Though not strictly required, we recommend that you make every Data Asset Name unique. Choosing a unique Data Asset Name makes it easier to navigate quickly through Data Docs and ensures your logical Data Assets are not confused with any particular view of them provided by an Execution Engine.

  1. Construct a Validator

my_validator: Validator = context.get_validator(
    batch_request=runtime_batch_request,
    expectation_suite=suite,  # OR
    # expectation_suite_name=suite_name
)

Alternatively, you may skip step 2 and pass the same Runtime Batch Request instantiation arguments, along with the Expectation Suite (or name), directly to to the get_validator method.

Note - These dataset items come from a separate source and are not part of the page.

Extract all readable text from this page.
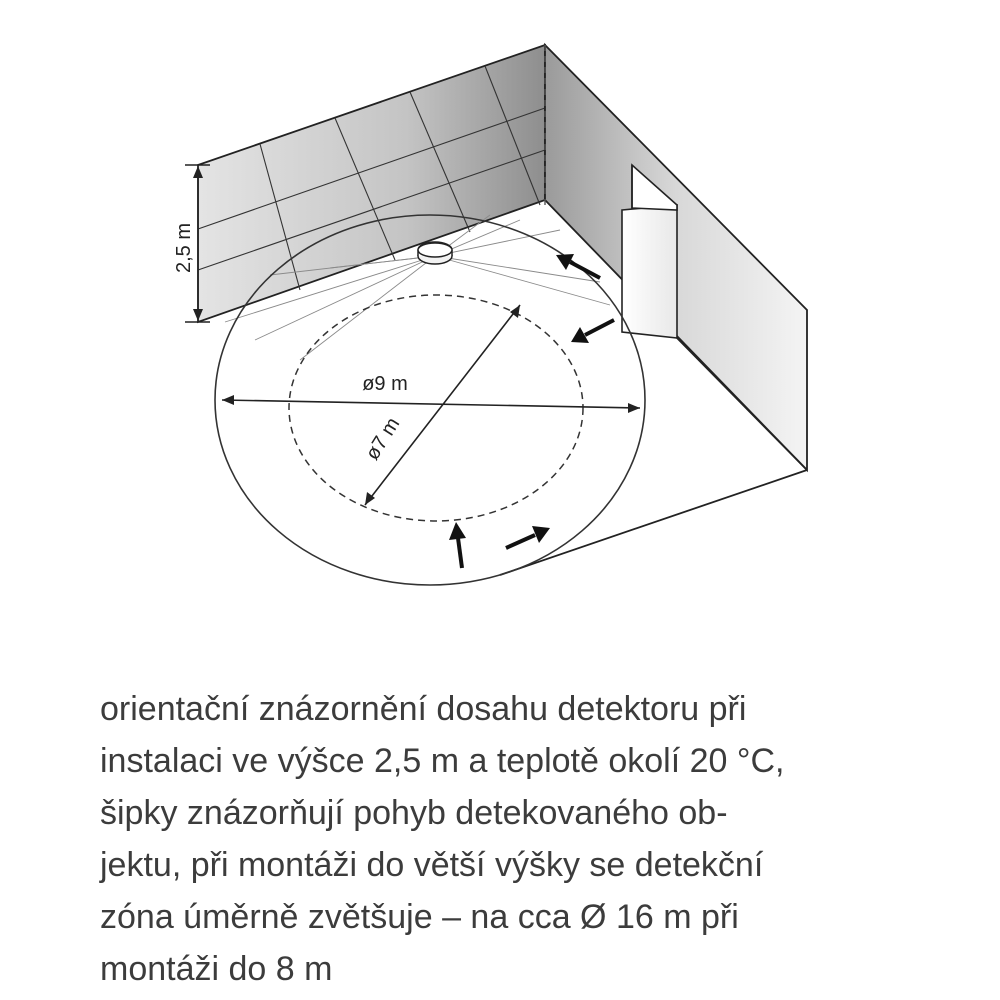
2,5 m
ø9 m
ø7 m
orientační znázornění dosahu detektoru při
instalaci ve výšce 2,5 m a teplotě okolí 20 °C,
šipky znázorňují pohyb detekovaného ob-
jektu, při montáži do větší výšky se detekční
zóna úměrně zvětšuje – na cca Ø 16 m při
montáži do 8 m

my_validator: Validator = context.get_validator(
    datasource_name="my_spark_datasource",
    data_connector_name="my_runtime_data_connector",
    data_asset_name="insert_your_data_asset_name_here",
    runtime_parameters={
        "path": path
    },
    batch_identifiers={
        "some_key_maybe_pipeline_stage": "ingestion step 1",
        "some_other_key_maybe_airflow_run_id": "run 18"
    },
    batch_spec_passthrough={
        "reader_method": "csv",
        "reader_options": {
            "delimiter": ",",
            "header": True
        }
    },
    expectation_suite=suite,  # OR
    # expectation_suite_name=suite_name
)
  1. Check your data

You can check that the first few lines of your Batch are what you expect by running:

my_validator.head()

Now that you have a Validator, you can use it to create Expectations or validate the data.